Wakanda Forever is watchable as background noise, but ultimately is forgettable. If you want to watch a superhero movie that is way more fun, especially as a drinking game, why not check out Shin Ultraman?
WOKE ELEMENTS
- In another improvement over the original, Wakanda Forever doesn’t use wealthy and successful African American actors to preach to us about the continued inequality suffered by African-Americans. It does, however, awkwardly shoehorn in one of the Left’s favorite talking points: colonization. On more than one occasion, a white American is randomly referred to as a “colonizer,” which is hilarious because it’s delivered by a Wakandan. You know, the vastly more advanced nation that could have easily ended the colonization of its home continent before it started.
- The movie also makes sure to include the Spanish colonization and enslavement of Central America in the early 1500s. That’s not exactly woke. After all, it did happen and it was horrible. However, the only reason that Namor’s origin was changed from that of a half-Atlantean prince to an ancient Aztec mutant was so that the movie could bring up this detail. Otherwise, this historical horror had absolutely nothing to do with the story or furthering the narrative.
- Instead of just holding a press conference to tell the world to stay away from their Vibranium, Wakanda and the movie treat the U.N. as though it is a meaningful body and do it there. The only way to ensure that fewer people know of your country’s warning to be left alone would be to give MSNBC the exclusive.
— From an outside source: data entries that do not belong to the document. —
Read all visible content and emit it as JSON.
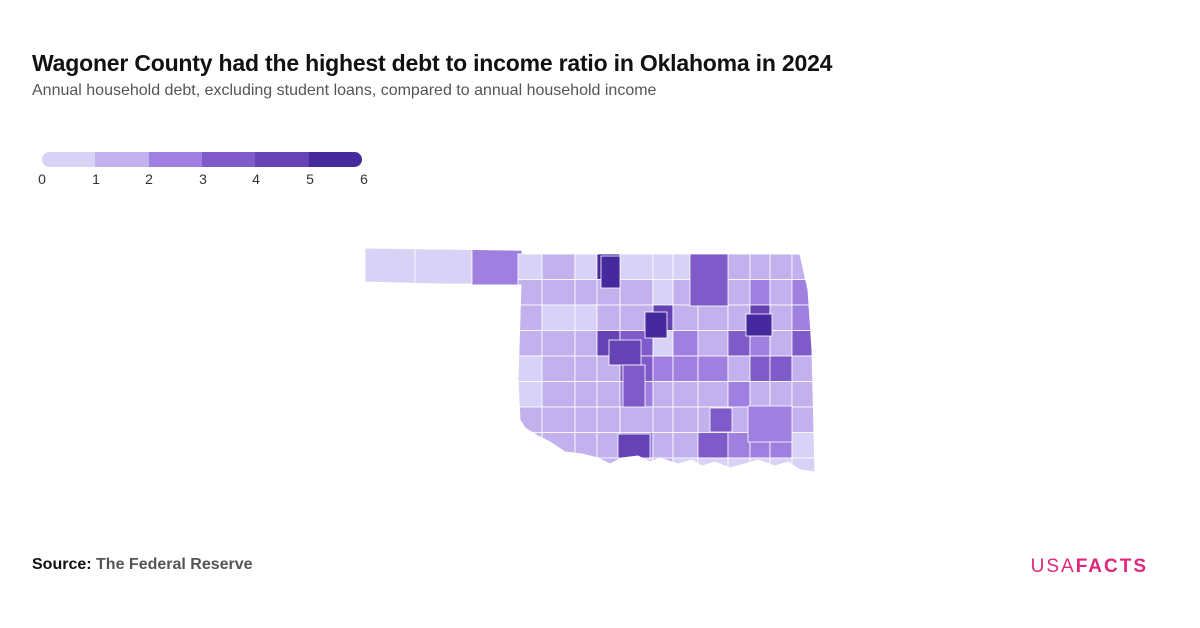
{
  "header": {
    "title": "Wagoner County had the highest debt to income ratio in Oklahoma in 2024",
    "subtitle": "Annual household debt, excluding student loans, compared to annual household income"
  },
  "legend": {
    "ticks": [
      "0",
      "1",
      "2",
      "3",
      "4",
      "5",
      "6"
    ],
    "colors": [
      "#d8d2f7",
      "#c3b1ee",
      "#9f80e0",
      "#7f5bc9",
      "#6543b4",
      "#462a9d"
    ]
  },
  "colors": {
    "border": "#ffffff",
    "logo": "#e0267c"
  },
  "footer": {
    "source_label": "Source:",
    "source_name": "The Federal Reserve",
    "logo_usa": "USA",
    "logo_facts": "FACTS"
  }
}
- Disney made sure to squeeze in a lesbian Wakandan couple in the last two minutes, not to further the plot but to further their not-so-secret gay agenda.
James Carrick
James Carrick is a passionate film enthusiast with a degree in theater and philosophy. James approaches dramatic criticism from a philosophic foundation grounded in aesthetics and ethics, offering insight and analysis that reveals layers of cinematic narrative with a touch of irreverence and a dash of snark.
2 comments
Don
June 2, 2023 at 8:23 pm
Woke-ish?? It’s a feature-length BLM ad
Ur mom guess? Idk
January 23, 2024 at 4:28 am
T’Challa became Black Panther because he inherited the role from his father. Similarly, Shuri became the next Black Panther because she inherited the role from her brother.